Even putting aside arguments that this assertion of extraterritorial jurisdiction is unprecedented and raises a host of questions, the Treasury Department loses the plot by conceiving USD‐denominated stablecoins as a threat rather than an opportunity. As Campbell testified before the House Financial Services Committee earlier this year, “[S]tablecoins are a key to expanding the reach of the dollar”:
The United States runs a significant deficit we must fund. Simultaneously, the dollar, thanks to the strength of the American economy, the solidity of our legal system, and the core rights that come with that, is demanded globally. In the world of blockchain and crypto, the preferred fiat currency is, unsurprisingly, also the dollar. The only thing that could stop that would be the interdiction of usage of the dollar on blockchains, meaning that if the United States embraces the innovation of stablecoins, then as the usage of blockchains and crypto grows, the reach of the dollar will also grow commensurately. US Dollar stablecoins expand the reach of the dollar into a new, rapidly growing market, cementing the usage of the dollar for global trade.

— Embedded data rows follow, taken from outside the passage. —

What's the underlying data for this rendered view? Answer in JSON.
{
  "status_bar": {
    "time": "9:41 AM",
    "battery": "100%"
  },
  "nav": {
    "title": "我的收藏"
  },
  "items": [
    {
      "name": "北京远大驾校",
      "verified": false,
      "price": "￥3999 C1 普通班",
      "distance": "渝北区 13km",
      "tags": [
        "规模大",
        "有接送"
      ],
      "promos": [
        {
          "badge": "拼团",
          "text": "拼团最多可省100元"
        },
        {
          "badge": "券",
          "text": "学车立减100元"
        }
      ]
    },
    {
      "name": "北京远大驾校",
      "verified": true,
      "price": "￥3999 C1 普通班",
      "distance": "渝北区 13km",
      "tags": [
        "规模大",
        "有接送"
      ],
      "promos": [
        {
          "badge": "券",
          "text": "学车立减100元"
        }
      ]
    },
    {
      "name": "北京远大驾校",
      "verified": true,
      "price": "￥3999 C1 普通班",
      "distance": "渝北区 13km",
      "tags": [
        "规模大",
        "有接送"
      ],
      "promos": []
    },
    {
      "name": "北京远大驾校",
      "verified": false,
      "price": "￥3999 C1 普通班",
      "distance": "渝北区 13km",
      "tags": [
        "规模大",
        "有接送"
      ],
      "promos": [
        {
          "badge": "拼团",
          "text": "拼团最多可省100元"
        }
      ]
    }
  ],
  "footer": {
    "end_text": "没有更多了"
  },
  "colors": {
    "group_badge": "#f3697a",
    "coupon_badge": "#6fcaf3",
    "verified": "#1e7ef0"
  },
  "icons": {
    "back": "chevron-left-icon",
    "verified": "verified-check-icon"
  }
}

When US regulators look askance at stablecoins, they shouldn’t be surprised if stablecoin users around the globe begin to consider alternatives to USD‐denominated options.
The AML authorities on Treasury’s wish list are not the first examples of US regulators’ allergy to crypto technology. Part of that allergy stems from a tendency of US regulators to miss the forest for the trees on crypto, and whether it’s “los[ing] sight and focus from the big picture” when it comes to crypto’s relatively narrow role in illicit finance to date or ignoring the potential of crypto technology to serve America’s economic interests at home and abroad, it all leads to overreach and counterproductive interventions.
On our crypto policy wish list this year (and every previous year) is for US regulators to get out of Americans’ way. That policymakers respect financial privacy, base their interventions on evidence, and allow innovation to solve problems really should not be too much to ask for.